Metropolitan News-Enterprise

 

Thursday, January 19, 2006

 

Page 1

 

Execution Date Set in San Joaquin Valley Rape-Murder

 

From Staff and Wire Service Reports

 

A Ventura Superior Court yesterday judge set a Feb. 21 execution date for a Stockton man who raped and killed a 17-year-old Lodi girl whose body was found beaten and stabbed in a nearby vineyard 25 years ago.

Michael Morales, 46, was convicted of murdering Terri Winchell, whose skull, cheek bones and jaw were fractured. Prosecutors theorized that Morales killed the girl in 1981 in a revenge attack for spreading rumors that his cousin was gay.

Winchell’s boyfriend was supposedly involved in a homosexual relationship with the cousin, Ricky Ortega.

Prosecutors said that Ortega enlisted Morales’ help in killing Winchell out of jealousy. Winchell was raped, beaten, stabbed multiple times, and had her jaw broken, according to testimony.

Morales was tried in Ventura County because of extensive pretrial coverage in San Joaquin County. Judge Charles McGrath set the execution date.
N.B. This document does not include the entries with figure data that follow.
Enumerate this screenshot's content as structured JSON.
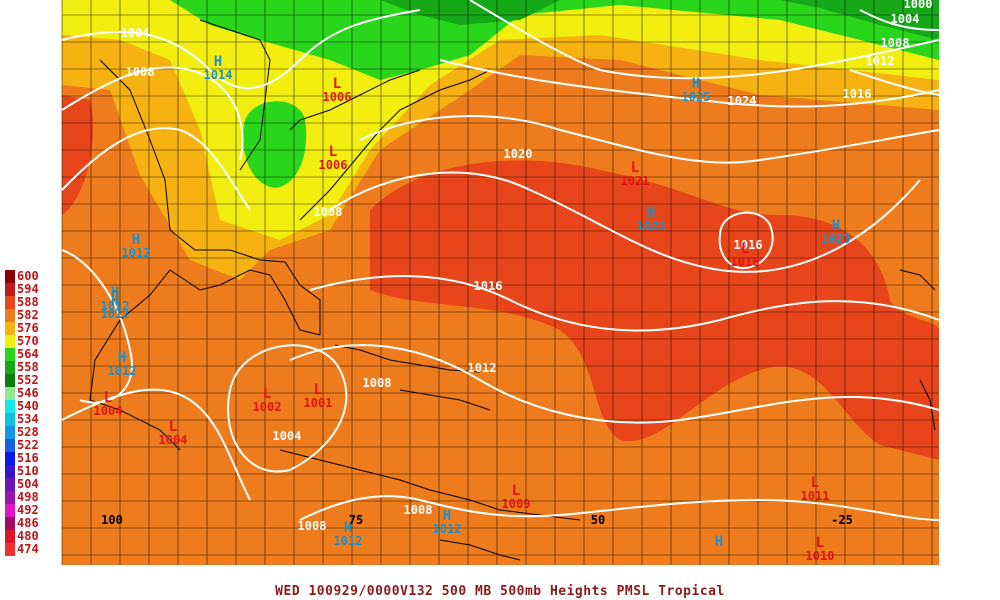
{
  "caption": "WED 100929/0000V132   500 MB 500mb Heights PMSL Tropical",
  "legend": [
    {
      "label": "600",
      "color": "#8b0000"
    },
    {
      "label": "594",
      "color": "#c21a1a"
    },
    {
      "label": "588",
      "color": "#e8461a"
    },
    {
      "label": "582",
      "color": "#ee7c1c"
    },
    {
      "label": "576",
      "color": "#f5b210"
    },
    {
      "label": "570",
      "color": "#f2ee10"
    },
    {
      "label": "564",
      "color": "#2ad61c"
    },
    {
      "label": "558",
      "color": "#16a816"
    },
    {
      "label": "552",
      "color": "#0c7c0c"
    },
    {
      "label": "546",
      "color": "#8ee88e"
    },
    {
      "label": "540",
      "color": "#14e8e8"
    },
    {
      "label": "534",
      "color": "#12c0e0"
    },
    {
      "label": "528",
      "color": "#1496e8"
    },
    {
      "label": "522",
      "color": "#1460e0"
    },
    {
      "label": "516",
      "color": "#0a1ae8"
    },
    {
      "label": "510",
      "color": "#3a14c8"
    },
    {
      "label": "504",
      "color": "#6a14b8"
    },
    {
      "label": "498",
      "color": "#9c14b0"
    },
    {
      "label": "492",
      "color": "#e014c8"
    },
    {
      "label": "486",
      "color": "#a00a64"
    },
    {
      "label": "480",
      "color": "#e01428"
    },
    {
      "label": "474",
      "color": "#f03030"
    }
  ],
  "contour_labels": [
    {
      "text": "1004"
    },
    {
      "text": "1008"
    },
    {
      "text": "1004"
    },
    {
      "text": "1000"
    },
    {
      "text": "1008"
    },
    {
      "text": "1012"
    },
    {
      "text": "1016"
    },
    {
      "text": "1024"
    },
    {
      "text": "1020"
    },
    {
      "text": "1016"
    },
    {
      "text": "1016"
    },
    {
      "text": "1012"
    },
    {
      "text": "1008"
    },
    {
      "text": "1008"
    },
    {
      "text": "1004"
    },
    {
      "text": "1008"
    },
    {
      "text": "1008"
    }
  ],
  "highs": [
    {
      "value": "1014"
    },
    {
      "value": "1025"
    },
    {
      "value": "1012"
    },
    {
      "value": "1012"
    },
    {
      "value": "1012"
    },
    {
      "value": "1012"
    },
    {
      "value": "1022"
    },
    {
      "value": "1023"
    },
    {
      "value": "1012"
    },
    {
      "value": "1012"
    },
    {
      "value": ""
    }
  ],
  "lows": [
    {
      "value": "1006"
    },
    {
      "value": "1006"
    },
    {
      "value": "1021"
    },
    {
      "value": "1016"
    },
    {
      "value": "1004"
    },
    {
      "value": "1004"
    },
    {
      "value": "1002"
    },
    {
      "value": "1001"
    },
    {
      "value": "1009"
    },
    {
      "value": "1011"
    },
    {
      "value": "1010"
    }
  ],
  "axis_labels": [
    {
      "text": "100"
    },
    {
      "text": "75"
    },
    {
      "text": "50"
    },
    {
      "text": "-25"
    }
  ],
  "symbol_high": "H",
  "symbol_low": "L",
  "colors": {
    "high_symbol": "#1e90c8",
    "low_symbol": "#e01414",
    "contour": "#ffffff",
    "grid": "#000000"
  }
}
The California Supreme Court upheld Morales’ 1983 conviction and the federal courts eventually denied. In 1996, the U.S. Supreme Court ordered the federal courts to entertain a variety of challenges to the conviction, which ultimately were rejected.

Among other things, Morales challenged the finding that the murder was committed while torturing the victim — the basis for the death sentence — and alleged that prosecutors concealed an agreement with a jailhouse informant to extract a confession from Morales.

The Ninth U.S. Circuit Court of Appeals eventually rejected those and other arguments in July 2003, holding that while the torture instruction given to the jury was unconstitutional because it did not explain that torture requires “extreme pain,” it made no difference because a lying-in-wait special circumstance was also found true and the torture finding would have been made under any reasonable instruction.

“There is no reason to doubt that after he failed to kill her by strangling her with the belt, he beat her head in with a hammer, and when she still lived, dragged her out of the car, raped her, and stabbed her several times,” Judge Andrew J. Kleinfeld wrote for the appeals court.

The U.S. Supreme Court denied review last October, the same month it denied review of appeals by Stanley “Tookie” Williams and Clarence Ray Allen, both of whom have since been executed.

Twenty-five years after the murder, Winchell’s mother, Barbara Christian, said she’ll never forget her daughter.

“After I was notified by Sgt. Andy Jackson that they were recovering her body from a cold, dark vineyard in Lodi, I looked at the laundry basket with her clean clothes still in it and I thought, ‘This is the last time I will ever be able to fold her clothes,”’ she said. “My heart wrenched with grief.”

If carried out, Morales’ lethal injection at San Quentin State Prison would be the fourth California execution in 13 months.